Ya, benar yang disampaikan Uda Al. Sejak mulai masuk ke
rumah sakit, aku yang didera perasaan kalut, takut, dan bermacam fikiran buruk
lainnya, menjadi irasional. Merasa bahwa aku hanya sendirian, tak ada penolong.
“Astagfirullah… astagfirullah…astagfirullah…. Ampuni
hamba, Yaa Allah,” bisikku.
Kemudian aku meminta tolong kepada perawat untuk
memanggilkan Amak yang saat itu berada di luar ruangan.
“Mak, tolong ini diinfaqkan kepada yang berhak dan
membutuhkan. Jika sulit menemukannya di sekitar tempat ini, diinfaqkan saja melalui
mesjid terdekat,” kataku kepada Amak sambil menyerahkan empat lembar uang lima
puluh ribuan.
Setelah berlalunya Amak dari ruangan, aku raih handphone dan kuhidupkan MP3. Kupilih Surat
Yasin di antara kumpulan file di folder musik religi. Kudekatkan suara dari handphone tersebut ke perut sambil
kuusap-usap penuh kasih sayang.
“Sayangku, betapa kami merindukanmu. Ingin segera
menggendong dan menimangmu. Berharap engkau segera hadir di antara kami. Ayo
sayang, berjuanglah untuk bisa keluar secara normal,” bisikku menahan tangis sambil
terus mengelus-elus perut.
“Ya Allah, permudahlah dan janganlah Kau sukarkan,”

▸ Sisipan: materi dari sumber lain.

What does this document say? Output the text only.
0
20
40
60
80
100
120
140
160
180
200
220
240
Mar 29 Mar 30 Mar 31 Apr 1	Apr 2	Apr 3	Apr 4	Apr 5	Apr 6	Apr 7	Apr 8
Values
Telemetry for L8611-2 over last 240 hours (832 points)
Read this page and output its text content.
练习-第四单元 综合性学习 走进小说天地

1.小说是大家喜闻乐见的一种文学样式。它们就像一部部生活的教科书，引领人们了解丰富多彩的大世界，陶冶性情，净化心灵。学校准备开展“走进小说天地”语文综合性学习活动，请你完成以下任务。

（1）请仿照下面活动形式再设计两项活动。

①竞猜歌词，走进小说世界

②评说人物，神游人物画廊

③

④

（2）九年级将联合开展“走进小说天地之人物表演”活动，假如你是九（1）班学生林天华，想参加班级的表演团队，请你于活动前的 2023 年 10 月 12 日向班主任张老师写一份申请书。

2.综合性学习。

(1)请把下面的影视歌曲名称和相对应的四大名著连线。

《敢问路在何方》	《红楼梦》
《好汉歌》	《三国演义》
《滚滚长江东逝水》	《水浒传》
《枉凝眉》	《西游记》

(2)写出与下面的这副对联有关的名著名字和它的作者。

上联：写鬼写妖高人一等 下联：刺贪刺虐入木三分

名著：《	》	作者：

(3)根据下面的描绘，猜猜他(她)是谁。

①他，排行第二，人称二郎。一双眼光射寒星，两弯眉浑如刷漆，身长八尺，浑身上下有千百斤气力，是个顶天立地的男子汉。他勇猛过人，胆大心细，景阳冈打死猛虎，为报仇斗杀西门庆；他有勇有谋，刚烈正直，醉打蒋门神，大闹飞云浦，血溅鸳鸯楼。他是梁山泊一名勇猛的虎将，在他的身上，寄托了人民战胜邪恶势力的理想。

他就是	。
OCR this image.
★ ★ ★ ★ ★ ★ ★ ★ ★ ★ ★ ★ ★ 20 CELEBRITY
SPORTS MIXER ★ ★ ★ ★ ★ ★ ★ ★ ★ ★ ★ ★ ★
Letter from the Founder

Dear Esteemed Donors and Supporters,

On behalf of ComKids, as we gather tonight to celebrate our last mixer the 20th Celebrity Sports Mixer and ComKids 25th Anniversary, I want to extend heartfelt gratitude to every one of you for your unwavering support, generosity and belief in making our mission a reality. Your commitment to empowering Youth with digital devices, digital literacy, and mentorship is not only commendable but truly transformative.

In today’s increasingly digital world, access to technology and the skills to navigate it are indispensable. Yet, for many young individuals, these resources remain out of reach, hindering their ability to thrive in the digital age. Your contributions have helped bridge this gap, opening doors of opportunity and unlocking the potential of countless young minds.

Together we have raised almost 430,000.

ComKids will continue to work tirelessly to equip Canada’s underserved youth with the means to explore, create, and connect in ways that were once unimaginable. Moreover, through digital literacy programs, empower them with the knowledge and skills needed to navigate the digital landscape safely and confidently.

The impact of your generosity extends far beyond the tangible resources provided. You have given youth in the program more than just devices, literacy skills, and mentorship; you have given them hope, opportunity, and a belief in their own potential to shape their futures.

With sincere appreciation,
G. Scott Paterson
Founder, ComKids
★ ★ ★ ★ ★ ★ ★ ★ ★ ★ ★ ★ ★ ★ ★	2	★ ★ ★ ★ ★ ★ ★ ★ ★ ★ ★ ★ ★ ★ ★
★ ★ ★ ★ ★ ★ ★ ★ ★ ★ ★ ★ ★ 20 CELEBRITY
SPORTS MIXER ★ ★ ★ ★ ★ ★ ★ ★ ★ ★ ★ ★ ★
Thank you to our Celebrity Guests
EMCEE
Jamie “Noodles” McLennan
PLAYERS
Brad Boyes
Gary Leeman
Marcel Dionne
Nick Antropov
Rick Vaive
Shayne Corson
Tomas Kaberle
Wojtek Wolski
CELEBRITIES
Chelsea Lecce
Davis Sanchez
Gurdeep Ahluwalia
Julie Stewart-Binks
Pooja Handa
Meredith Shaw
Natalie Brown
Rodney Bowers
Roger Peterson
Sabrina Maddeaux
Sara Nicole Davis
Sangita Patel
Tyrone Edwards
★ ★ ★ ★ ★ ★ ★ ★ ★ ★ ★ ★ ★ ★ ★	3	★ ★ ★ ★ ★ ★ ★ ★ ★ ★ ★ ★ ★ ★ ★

kata-kata ini terus aku gumamkan. Pada titik inilah aku merasa begitu lemah di
hadapan-Nya, tak ada apa-apanya.
Memasuki pengulangan pembacaan Surat Yasin yang ke dua
kalinya, aku merasakan rasa sakit yang amat sangat di perutku. Rasa sakit yang
belum pernah kurasakan sebelumnya dan terjadi secara berkelanjutan. Rasa sakit
yang teramat sangat sehingga seolah-olah rontok tulang-tulangku akibat rasa
sakit ini. Rupanya, inilah proses kelahiran janinku. Dokter dan perawat hilir
mudik membantu proses persalinan ini.
Akhirnya, tepat pukul 19.00 WIB untuk pertama kalinya
aku mendengar tangisan bayi mungilku, anugerah terindah dari Sang Khalik. Saat
bayi tersebut didekapkan ke dadaku, tak ada yang terlontar dari mulutku kecuali
ucapan syukur berulang kali. Air mataku tak henti-hentinya menetes melihat
makhluk mungil itu.
Di seberang pulau sana, sepasang bola mata yang teduh
juga ikut berderai air mata bahagia saat kukabarkan atas kelahiran putri
pertamanya. Iqamah segera ia lantunkan sambil kudekatkan handphone ke telinga bidadari kecil kami. Bidadari yang melalui
kehadirannya selalu mengingatkan kami akan kekuasaan Illahi Rabbi.